Downfall of the Tragic Hero
MacBeth is partially responsible for his own downfall. He is not entirely to blame, but he plays a fairly major role. Other characters that aid in his downfall are Lady MacBeth, the Weïrd Sisters, and Duncan himself.
Lady MacBeth is partially responsible because she pushes MacBeth to commit the first murder, of the king of Scotland, Duncan. She belittles MacBeth, and says he is not a man. (Act 1, Scene 7, Lines 39-96) (“…Art thou afeard to be the same in thine own act and valour as thou art desire? Wouldst thou have that which thou esteem’st the ornament of life and live a coward in thine own esteem, letting “I dare not” wait upon “I would,” like the poor cat i’ th’ adage?…”) In questioning his manhood, Lady MacBeth pushes MacBeth to validate himself in his and her eyes. MacBeth always has the choice, but her actions certainly influence his ego.
The Weïrd Sisters play an enormous role in the downfall of MacBeth. They open the door to MacBeth’s downfall and give him a swift kick down the stairs, making sure that he hits every step by giving him distorted prophesies, toying with his mind, and telling him at the outset that he will be king.
Duncan does not have time to play more than a small part with regard to MacBeth’s downfall, since MacBeth kills Duncan shortly into the second act. But if Duncan had not so readily named MacBeth the Thane of Cawdor, and had he looked at the scene objectively, he might have seen that perhaps Banquo was the better candidate. But Duncan gives the position to MacBeth, and thus feeds MacBeth’s greed and ego.
The last aspect of MacBeth that renders it a Shakespearean tragedy is the use of poetic language, prose and verse. Prose, as a rule, is reserved for ordinary conversation and common folk, (Act 2, Scene 3, Lines 24-26) (“…Faith, sir, we were carousing till the second cock, and drink, sir, is a great provoker of three things…”) while verse is usually spoken by kings and other serious speakers. One specific character may use prose and verse, depending on the situation, their social status, and whom they are addressing.
This language aspect of tragedy is especially significant, because verse is used when something important is being or about to be relayed. Lady MacBeth’s famous line, “The raven himself is hoarse that croaks the fatal entrance of Duncan under my battlements” (Act 1, Scene 5, Lines 45-47) is an excellent example of verse because it relays an important message, and is delivered by someone of higher social status.

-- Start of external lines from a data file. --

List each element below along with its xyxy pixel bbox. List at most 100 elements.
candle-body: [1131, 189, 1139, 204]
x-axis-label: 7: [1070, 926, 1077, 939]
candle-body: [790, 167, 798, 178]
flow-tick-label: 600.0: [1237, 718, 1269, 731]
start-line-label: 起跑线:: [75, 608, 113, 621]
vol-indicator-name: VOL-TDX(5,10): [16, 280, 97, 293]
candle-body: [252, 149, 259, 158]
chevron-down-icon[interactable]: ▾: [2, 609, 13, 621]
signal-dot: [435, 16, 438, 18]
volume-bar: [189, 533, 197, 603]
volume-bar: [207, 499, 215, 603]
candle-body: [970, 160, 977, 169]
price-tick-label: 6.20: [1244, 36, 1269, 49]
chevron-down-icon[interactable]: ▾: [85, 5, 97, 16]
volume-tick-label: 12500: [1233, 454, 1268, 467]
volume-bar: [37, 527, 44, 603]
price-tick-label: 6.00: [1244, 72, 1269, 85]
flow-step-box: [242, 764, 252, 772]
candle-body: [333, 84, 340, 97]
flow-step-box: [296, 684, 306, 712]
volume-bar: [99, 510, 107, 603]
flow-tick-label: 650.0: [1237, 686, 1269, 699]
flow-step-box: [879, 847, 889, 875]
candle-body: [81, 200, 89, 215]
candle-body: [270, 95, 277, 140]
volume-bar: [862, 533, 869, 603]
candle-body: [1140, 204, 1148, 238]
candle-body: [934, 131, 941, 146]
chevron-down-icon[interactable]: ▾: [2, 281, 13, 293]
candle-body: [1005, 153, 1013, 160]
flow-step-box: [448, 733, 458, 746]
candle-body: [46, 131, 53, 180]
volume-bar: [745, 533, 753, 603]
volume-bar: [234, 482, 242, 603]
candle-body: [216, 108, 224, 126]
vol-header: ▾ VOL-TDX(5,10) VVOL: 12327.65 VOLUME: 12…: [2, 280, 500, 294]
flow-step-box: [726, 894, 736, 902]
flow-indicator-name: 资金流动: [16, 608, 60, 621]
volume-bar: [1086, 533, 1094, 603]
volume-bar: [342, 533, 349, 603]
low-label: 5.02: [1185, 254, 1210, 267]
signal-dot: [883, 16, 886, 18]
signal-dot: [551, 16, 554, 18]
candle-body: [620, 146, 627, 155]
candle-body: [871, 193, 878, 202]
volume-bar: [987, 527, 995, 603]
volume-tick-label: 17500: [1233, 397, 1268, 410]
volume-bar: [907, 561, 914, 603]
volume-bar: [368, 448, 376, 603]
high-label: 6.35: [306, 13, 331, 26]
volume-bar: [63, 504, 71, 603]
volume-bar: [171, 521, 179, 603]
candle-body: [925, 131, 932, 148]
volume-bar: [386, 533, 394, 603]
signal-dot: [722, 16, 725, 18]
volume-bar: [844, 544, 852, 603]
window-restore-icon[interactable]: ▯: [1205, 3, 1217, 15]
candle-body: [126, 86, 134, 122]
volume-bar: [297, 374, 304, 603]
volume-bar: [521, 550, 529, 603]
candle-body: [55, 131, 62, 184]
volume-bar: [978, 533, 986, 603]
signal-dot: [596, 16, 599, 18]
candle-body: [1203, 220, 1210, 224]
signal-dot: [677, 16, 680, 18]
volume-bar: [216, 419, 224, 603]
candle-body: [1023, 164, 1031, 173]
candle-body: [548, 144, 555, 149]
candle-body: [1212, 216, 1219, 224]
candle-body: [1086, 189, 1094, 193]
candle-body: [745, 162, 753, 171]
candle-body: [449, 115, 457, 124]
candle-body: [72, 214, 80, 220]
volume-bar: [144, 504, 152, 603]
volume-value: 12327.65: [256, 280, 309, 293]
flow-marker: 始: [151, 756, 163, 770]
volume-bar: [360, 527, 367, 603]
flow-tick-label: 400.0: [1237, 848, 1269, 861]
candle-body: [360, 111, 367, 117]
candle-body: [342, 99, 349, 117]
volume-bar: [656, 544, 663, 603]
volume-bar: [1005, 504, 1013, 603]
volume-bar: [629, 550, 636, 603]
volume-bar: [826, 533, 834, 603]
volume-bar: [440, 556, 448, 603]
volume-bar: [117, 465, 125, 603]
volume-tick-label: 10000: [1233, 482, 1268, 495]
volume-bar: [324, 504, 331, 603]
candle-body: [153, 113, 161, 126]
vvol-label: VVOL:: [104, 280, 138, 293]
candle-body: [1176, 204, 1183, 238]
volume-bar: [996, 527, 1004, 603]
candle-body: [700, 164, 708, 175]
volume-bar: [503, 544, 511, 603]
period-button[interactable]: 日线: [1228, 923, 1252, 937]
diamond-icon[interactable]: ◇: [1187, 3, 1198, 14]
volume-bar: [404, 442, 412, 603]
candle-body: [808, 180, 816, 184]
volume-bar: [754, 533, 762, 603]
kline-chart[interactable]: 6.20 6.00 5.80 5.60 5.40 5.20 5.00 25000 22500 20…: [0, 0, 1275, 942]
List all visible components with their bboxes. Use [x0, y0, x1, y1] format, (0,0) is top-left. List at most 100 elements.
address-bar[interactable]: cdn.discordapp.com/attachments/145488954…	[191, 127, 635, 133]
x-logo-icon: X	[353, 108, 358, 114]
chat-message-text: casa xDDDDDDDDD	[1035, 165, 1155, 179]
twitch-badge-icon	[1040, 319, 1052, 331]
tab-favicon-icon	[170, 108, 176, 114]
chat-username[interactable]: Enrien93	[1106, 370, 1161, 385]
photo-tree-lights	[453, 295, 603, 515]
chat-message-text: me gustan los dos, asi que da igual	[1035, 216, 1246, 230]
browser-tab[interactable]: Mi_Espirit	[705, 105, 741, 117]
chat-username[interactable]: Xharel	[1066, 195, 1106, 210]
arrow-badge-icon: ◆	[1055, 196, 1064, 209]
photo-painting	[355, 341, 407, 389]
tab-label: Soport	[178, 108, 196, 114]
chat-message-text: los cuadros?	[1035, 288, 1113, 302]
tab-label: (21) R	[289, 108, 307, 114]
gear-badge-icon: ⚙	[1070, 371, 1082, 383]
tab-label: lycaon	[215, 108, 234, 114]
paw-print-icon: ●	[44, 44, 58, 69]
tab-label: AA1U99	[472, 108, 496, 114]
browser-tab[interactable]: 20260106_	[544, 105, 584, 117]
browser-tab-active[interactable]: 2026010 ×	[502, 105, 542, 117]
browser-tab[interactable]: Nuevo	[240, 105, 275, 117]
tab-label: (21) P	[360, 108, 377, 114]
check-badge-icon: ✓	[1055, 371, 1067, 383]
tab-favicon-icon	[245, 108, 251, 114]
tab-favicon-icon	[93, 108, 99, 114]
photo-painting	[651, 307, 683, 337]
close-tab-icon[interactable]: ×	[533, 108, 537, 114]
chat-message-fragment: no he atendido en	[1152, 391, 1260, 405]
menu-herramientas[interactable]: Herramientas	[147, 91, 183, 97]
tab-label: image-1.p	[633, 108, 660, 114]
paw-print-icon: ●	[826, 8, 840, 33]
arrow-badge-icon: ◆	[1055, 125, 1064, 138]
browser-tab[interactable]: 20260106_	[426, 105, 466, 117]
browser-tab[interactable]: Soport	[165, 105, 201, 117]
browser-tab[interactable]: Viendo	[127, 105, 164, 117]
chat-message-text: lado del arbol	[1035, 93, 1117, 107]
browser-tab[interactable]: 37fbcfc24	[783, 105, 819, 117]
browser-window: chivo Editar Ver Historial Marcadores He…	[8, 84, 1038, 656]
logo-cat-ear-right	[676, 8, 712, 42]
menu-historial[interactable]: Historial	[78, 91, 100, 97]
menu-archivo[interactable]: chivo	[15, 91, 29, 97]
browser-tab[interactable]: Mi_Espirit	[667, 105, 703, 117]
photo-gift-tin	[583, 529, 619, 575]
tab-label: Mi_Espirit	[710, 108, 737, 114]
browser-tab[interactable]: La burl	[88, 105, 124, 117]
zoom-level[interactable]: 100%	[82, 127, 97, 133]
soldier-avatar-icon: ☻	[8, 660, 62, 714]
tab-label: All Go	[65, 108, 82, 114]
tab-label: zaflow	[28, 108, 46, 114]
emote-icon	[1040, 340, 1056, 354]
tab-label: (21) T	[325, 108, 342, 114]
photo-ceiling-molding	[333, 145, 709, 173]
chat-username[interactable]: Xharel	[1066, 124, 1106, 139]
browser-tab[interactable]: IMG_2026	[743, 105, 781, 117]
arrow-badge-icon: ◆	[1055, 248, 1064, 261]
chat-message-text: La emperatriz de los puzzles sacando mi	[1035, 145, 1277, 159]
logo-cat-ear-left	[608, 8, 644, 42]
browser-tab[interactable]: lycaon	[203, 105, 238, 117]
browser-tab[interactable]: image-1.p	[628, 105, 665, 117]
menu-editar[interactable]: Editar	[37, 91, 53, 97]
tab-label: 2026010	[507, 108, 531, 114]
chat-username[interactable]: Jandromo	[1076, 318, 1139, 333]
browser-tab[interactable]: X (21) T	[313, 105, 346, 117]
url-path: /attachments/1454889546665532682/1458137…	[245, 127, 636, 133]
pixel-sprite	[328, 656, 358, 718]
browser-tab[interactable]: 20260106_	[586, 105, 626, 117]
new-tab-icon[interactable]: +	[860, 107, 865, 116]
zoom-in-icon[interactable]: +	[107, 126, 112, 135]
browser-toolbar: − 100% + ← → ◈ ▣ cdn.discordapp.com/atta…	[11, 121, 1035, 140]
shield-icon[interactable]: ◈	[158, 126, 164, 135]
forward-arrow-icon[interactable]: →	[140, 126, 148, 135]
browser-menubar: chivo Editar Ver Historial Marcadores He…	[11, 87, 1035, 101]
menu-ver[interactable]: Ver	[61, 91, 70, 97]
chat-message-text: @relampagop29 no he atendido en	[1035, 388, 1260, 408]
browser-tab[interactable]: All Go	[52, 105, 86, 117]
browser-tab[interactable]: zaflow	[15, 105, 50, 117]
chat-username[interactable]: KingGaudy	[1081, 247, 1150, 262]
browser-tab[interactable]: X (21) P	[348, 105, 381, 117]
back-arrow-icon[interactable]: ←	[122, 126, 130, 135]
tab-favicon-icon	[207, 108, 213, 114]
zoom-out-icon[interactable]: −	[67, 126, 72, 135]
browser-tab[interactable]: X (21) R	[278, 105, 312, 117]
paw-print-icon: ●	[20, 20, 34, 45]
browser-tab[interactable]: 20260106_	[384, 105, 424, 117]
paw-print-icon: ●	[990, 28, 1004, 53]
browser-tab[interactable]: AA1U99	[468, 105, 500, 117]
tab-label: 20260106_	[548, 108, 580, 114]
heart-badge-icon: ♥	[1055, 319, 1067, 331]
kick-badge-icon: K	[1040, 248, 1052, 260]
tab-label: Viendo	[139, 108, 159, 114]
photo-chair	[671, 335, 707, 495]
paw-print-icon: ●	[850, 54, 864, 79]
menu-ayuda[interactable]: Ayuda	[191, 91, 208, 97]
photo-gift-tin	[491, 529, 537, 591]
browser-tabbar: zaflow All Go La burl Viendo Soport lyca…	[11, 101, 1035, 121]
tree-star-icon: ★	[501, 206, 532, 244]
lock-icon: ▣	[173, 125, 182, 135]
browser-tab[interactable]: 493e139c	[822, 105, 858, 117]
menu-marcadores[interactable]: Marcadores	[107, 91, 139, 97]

The Tragedy of MacBeth is a tragedy in many ways. Death often feels tragic, and the downfall of a human being can be a source of great despair. This play fits the criteria of a Shakespearean tragedy by having the plot move from good to bad, featuring a tragic hero and his hamartia, with the tragic hero being partially responsible for his own downfall, and demonstrating the use of poetic language. All these aspects of tragedy are apparent in Shakespeare’s play MacBeth, which leads to the conclusion that it is, indeed, a Shakespearean tragedy.